I want him to know we all struggle along the way. When I started in this work, my first job was sweeping. Then I dug holes. Then I carried lumber. Then they gave me a hammer. And now, 35 years later, I have people under me who sweep and carry and dig. No one starts at the top. He has this fear that if he gets a job and doesn’t know how to do it, something awful will happen. I tell him ‘they teach you’—if you get a job making sandwiches they show you their way of doing it. Your job is to remember and do it right. He’s too stuck on being embarrassed or a failure.

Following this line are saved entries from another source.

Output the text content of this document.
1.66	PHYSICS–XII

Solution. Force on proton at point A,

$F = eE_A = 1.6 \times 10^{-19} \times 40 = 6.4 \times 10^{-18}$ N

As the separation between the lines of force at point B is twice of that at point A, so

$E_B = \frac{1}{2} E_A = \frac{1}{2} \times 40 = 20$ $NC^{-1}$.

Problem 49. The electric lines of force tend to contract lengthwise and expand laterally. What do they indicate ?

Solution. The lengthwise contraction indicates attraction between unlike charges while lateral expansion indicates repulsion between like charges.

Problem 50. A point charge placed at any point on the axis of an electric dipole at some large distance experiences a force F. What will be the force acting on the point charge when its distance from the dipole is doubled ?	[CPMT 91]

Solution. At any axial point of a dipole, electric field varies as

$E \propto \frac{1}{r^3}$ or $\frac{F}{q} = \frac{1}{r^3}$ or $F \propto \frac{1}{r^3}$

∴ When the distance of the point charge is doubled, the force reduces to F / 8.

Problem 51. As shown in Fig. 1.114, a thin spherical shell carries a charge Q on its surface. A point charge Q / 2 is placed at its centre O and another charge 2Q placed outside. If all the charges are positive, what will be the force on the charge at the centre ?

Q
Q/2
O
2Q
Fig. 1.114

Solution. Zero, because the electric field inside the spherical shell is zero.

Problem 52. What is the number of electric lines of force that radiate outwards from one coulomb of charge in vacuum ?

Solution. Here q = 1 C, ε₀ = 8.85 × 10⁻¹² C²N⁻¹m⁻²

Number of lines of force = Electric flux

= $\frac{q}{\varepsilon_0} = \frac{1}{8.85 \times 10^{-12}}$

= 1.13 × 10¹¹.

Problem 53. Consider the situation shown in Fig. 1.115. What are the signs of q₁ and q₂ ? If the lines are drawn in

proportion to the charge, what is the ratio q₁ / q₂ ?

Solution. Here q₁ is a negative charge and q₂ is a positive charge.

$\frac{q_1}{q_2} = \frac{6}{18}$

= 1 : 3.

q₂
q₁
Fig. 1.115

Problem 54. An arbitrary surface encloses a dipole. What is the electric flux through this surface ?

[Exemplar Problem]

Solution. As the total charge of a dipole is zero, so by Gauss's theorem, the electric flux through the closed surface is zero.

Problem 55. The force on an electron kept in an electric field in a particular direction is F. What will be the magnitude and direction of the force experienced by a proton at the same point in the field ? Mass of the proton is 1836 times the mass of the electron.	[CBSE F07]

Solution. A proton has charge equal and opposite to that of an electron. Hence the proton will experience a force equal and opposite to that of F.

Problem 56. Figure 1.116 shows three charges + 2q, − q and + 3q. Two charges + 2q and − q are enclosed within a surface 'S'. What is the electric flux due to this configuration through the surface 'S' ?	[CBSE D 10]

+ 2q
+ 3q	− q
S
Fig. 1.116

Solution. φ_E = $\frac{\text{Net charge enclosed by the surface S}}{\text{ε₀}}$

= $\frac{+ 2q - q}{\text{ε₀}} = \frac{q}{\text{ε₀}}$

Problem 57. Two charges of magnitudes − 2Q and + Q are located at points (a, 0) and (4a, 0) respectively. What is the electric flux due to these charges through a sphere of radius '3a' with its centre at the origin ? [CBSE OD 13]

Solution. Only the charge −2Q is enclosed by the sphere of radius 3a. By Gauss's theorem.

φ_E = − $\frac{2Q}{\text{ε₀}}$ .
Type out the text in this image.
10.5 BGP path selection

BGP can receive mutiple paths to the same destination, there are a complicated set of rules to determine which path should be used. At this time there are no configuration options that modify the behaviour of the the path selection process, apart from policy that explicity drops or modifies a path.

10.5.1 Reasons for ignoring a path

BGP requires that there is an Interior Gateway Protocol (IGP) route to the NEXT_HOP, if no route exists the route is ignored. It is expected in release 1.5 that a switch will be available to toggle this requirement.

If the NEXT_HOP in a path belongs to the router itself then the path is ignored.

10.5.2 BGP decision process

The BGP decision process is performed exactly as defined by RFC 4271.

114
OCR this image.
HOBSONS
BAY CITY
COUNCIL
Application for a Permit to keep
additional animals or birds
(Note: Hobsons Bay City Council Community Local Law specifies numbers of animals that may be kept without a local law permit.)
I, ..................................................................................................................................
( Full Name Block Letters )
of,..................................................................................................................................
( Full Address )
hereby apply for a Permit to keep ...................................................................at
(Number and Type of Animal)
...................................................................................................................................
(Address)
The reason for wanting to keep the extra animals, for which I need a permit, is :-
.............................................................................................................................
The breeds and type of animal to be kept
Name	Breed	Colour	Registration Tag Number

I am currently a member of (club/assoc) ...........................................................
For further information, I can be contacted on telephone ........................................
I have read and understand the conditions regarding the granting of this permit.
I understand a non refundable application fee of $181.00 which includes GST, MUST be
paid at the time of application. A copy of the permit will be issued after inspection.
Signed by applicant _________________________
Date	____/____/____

Your Child Needs Extra Help to Build Hope

Let us introduce you to “Hope Theory,” because it has major valuable lessons for parents raising children with challenges. Psychologist Charles Snyder was another researcher fascinated by the concept of hope and how it affects our health, work, education, and personal meaning. He outlined two pathways to hope.

First, he said hope is built on setting realistic goals. Our kids on the spectrum need help with this step. Ideas from parents, teachers, and other mentors are critical. If our kids aren’t exposed to various career options, experiences, and possibilities, they can’t have any realistic goals. With no exposure to feasible occupations, they are more likely to restrict their goals to unrealistic ones like becoming game designers, even though they don’t have any skills in that area other than playing video games.